Island shopkeeping a piece of Cake

Kimber Wysong says “Cake” is a women’s-clothing boutique on a European or San Francisco model. - ROGERICK ANAS/Staff Photo
Kimber Wysong says “Cake” is a women’s-clothing boutique on a European or San Francisco model.
— image credit: ROGERICK ANAS/Staff Photo

As one who has spent her fair share of time in stores, Kimber Wysong thought owning a shop would be fun.

She tried to persuade her sister to open a store, but the sister opted for school instead.

So with her youngest in kindergarten, Wysong decided to do it herself. When a small retail space opened up on Madrone Lane, she jumped at the opportunity, and hung out a shingle announcing “Cake.”

“This is something I’ve always wanted to do, but I’ve been busy with kids,” Wysong said. “I’ve been a patron at a lot of stores, and some of my friends with shops have been a great source of inspiration.”

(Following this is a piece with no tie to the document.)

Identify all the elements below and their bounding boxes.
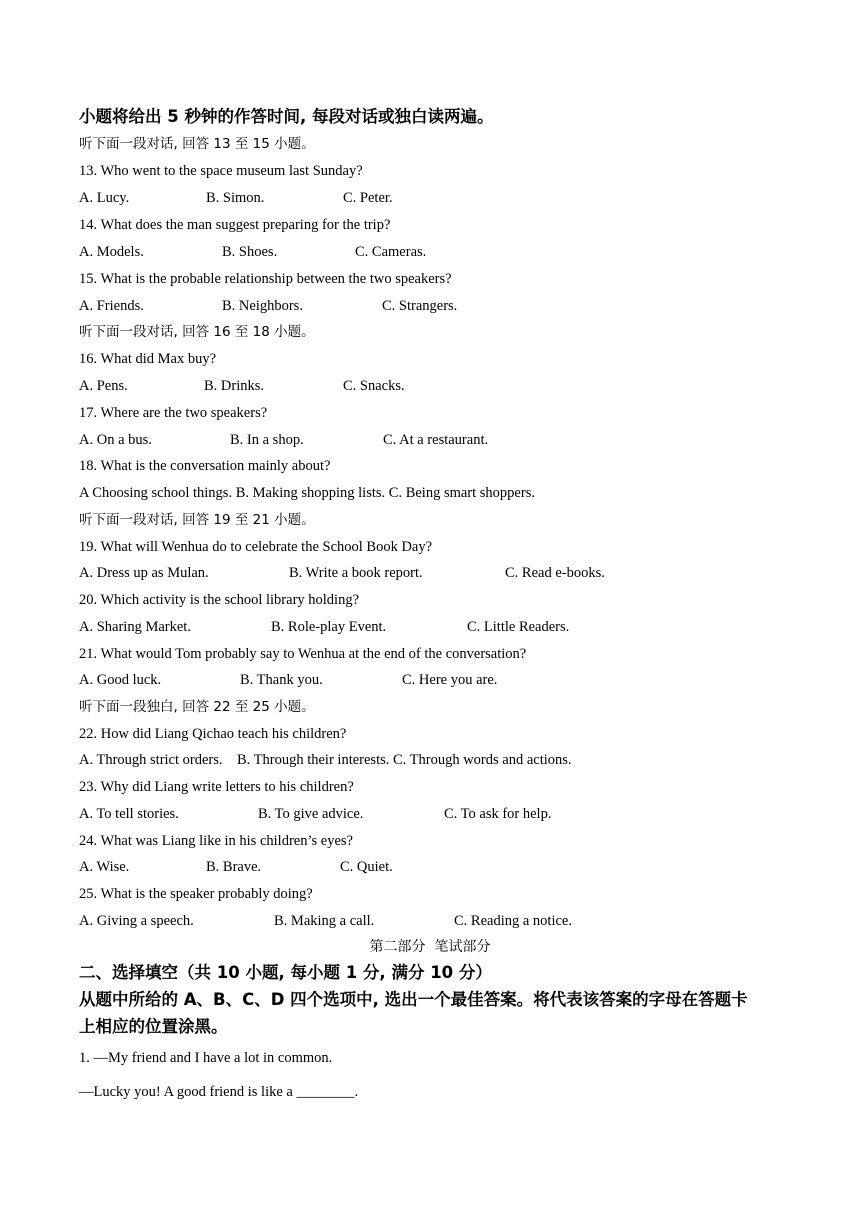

With a small space – the nook near Churchmouse formerly occupied by Fuzzy Monkey, which has moved to larger quarters – and an upscale line of women’s clothing, the term “boutique” seems to fit Cake. That’s the effect Wysong is trying to create.

“I want this to be something like a little boutique in Europe or San Francisco,” she said. “The space is so small that everything makes an impact.”

The clothing is casual-to-stylish, relatively upscale for Bainbridge, and aimed at women 17 and up – clothes that women might have had to go to Seattle to find.

She chose her inventory on shopping trips to San Francisco and Los Angeles, as well as through magazine research, and will stock brands like Ella Moss and Paper, Denim & Cloth. The store carries several kinds of handbags in addition to the clothes.

“It’s a little Frenchy – a girlie store,” Wysong said. “With two kid boys and a husband boy, it’s kind of nice to get my girl fix.”

Wysong and husband Jeff have been busy since mid-October renovating the space. They’ve added a decorative tin ceiling, new light fixtures, and an array of racks and cabinetry that create what Wysong calls “the little nooks and crannies” that make a small space intriguing.

The space is also right-sized for a start-up enterprise, Wysong said.

“It’s manageable, especially if I have one of the kids here,” she said. “And people respond well. When it’s small, it’s really charming.”

The Wysongs, who both have a real-estate background, have spent weekends at their South Beach home for a couple of years, but moved to the island fulltime from Seattle’s Laurelhurst area in June “because we wanted to raise our boys here.”

The island is not only conducive to child-rearing, Wysong said, but to the kind of laid-back retailing she had envisioned.

“The word-of-mouth reaction to the store tells me there is a wonderful network of women on the island,” she said. “And I like the fact that you can put a sign in the window saying ‘out to lunch with the kids’ and people will understand.”

The early reception to the store, which opened two weeks ago, has been promising, especially because it has not been especially seasonal, the Wysongs say.

“Even though it’s the holiday season, the people who have been coming in have been buying for themselves, not for gifts,” Jeff Wysong said.

And opening a store has been a fine introduction to Bainbridge.

“It’s a great way to meet other women without doing the whole mom thing,” Kimber Wysong said, “and it’s a wonderful way to feel like you’re part of something. But of all the things I’ve done, I think it may be the most nerve-wracking.”

Sometimes, she said, it can be hard to remember that she is on the other side of the counter now.

“The second day we were open, I signed the charge slip myself,” she said, “then I had to tell the customer that it was because I’m so used to signing them myself, not handing them to other people.”